A experiência e a história demonstram que toda realização humana jamais está definitivamente concluída. Com base na celebrada lição de Heráclito - para quem "Tudo flui, nada persiste, nem permanece o mesmo" -, é preciso ter presente que o dinamismo e a mudança fazem parte da natureza, das instituições, das pessoas e das relações humanas. Aliás, como afirmou há mais de dois mil e quinhentos anos o filósofo de Éfeso, a única regra universal infensa à mudança, em todos os tempos e lugares, é precisamente a de que apenas a mudança é permanente e inevitável.

No universo das relações humanas, que constitui o objeto da disciplina jurídica, a revisão dos sistemas normativos busca atender as novas demandas que emergem das complexas e sempre dinâmicas realidades. No campo dos direitos sociais, segundo a tradição do constitucionalismo social que consagra as ideias de "aquisição evolutiva" e proibição do retrocesso, apenas são admissíveis as inovações voltadas à ampliação dos níveis mínimos de proteção já inscritos na legislação vigente. A importância do trabalho, que representa nas sociedades capitalistas o principal meio de subsistência e de realização das vocações e potencialidades humanas, foi expressamente reconhecida na Carta Magna de 1988, que, além de enunciar os ideais da dignidade da pessoa humana e valorização social do trabalho, como princípios fundamentais da nossa organização social (CF, art. 1º, III e IV), anotou expressamente o primado do trabalho e da Justiça Social sobre a ordem econômica (CF, art. 170).
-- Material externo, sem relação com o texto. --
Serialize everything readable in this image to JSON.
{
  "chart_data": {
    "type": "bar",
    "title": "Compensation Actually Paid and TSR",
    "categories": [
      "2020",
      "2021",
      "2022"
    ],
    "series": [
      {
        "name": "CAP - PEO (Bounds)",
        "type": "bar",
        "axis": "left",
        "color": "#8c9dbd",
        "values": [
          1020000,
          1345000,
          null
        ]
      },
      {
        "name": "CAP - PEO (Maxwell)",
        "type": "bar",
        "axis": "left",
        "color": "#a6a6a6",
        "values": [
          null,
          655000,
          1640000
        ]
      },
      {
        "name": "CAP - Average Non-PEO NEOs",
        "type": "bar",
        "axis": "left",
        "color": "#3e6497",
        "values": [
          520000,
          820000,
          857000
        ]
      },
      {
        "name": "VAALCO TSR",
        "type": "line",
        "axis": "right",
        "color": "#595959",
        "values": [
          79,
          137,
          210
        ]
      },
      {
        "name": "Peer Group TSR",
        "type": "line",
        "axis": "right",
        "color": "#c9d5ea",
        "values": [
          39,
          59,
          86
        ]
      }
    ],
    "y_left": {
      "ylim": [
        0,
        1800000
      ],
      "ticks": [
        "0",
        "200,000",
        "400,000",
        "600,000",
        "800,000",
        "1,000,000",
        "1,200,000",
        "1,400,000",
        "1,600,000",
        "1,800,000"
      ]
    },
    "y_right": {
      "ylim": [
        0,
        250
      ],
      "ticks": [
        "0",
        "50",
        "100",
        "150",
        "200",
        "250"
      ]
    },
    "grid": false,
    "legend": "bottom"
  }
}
Fundou nossa Carta Maior um mode-lo de organização econômico-social extremamente rico e moderno, qualificado parte da doutrina como "capitalismo humanista"1.

No Brasil, o modelo normativo de relações de trabalho, idealizado no contexto histórico do Estado Novo, jamais se apresentou imune a aperfeiçoamentos. Apesar de suas inúmeras virtudes, sobretudo diante do contexto social e econômico que justificou sua edição, esse sistema de regulação social acabou marcado por alguns vícios originais que o decurso do tempo vem grafando com traços cada vez mais expressivos.

É inegável que existem pontos essenciais em que alterações se fazem urgentes e necessárias: basta notar que o sistema de organização sindical ainda hoje preserva postulados incompatíveis com as noções de liberdade e autonomia sindicais, como o são as travas da unicidade sindical e do imposto sindical compulsório, em clara e frontal contradição com normas da Organização Internacional do Trabalho2 - 3.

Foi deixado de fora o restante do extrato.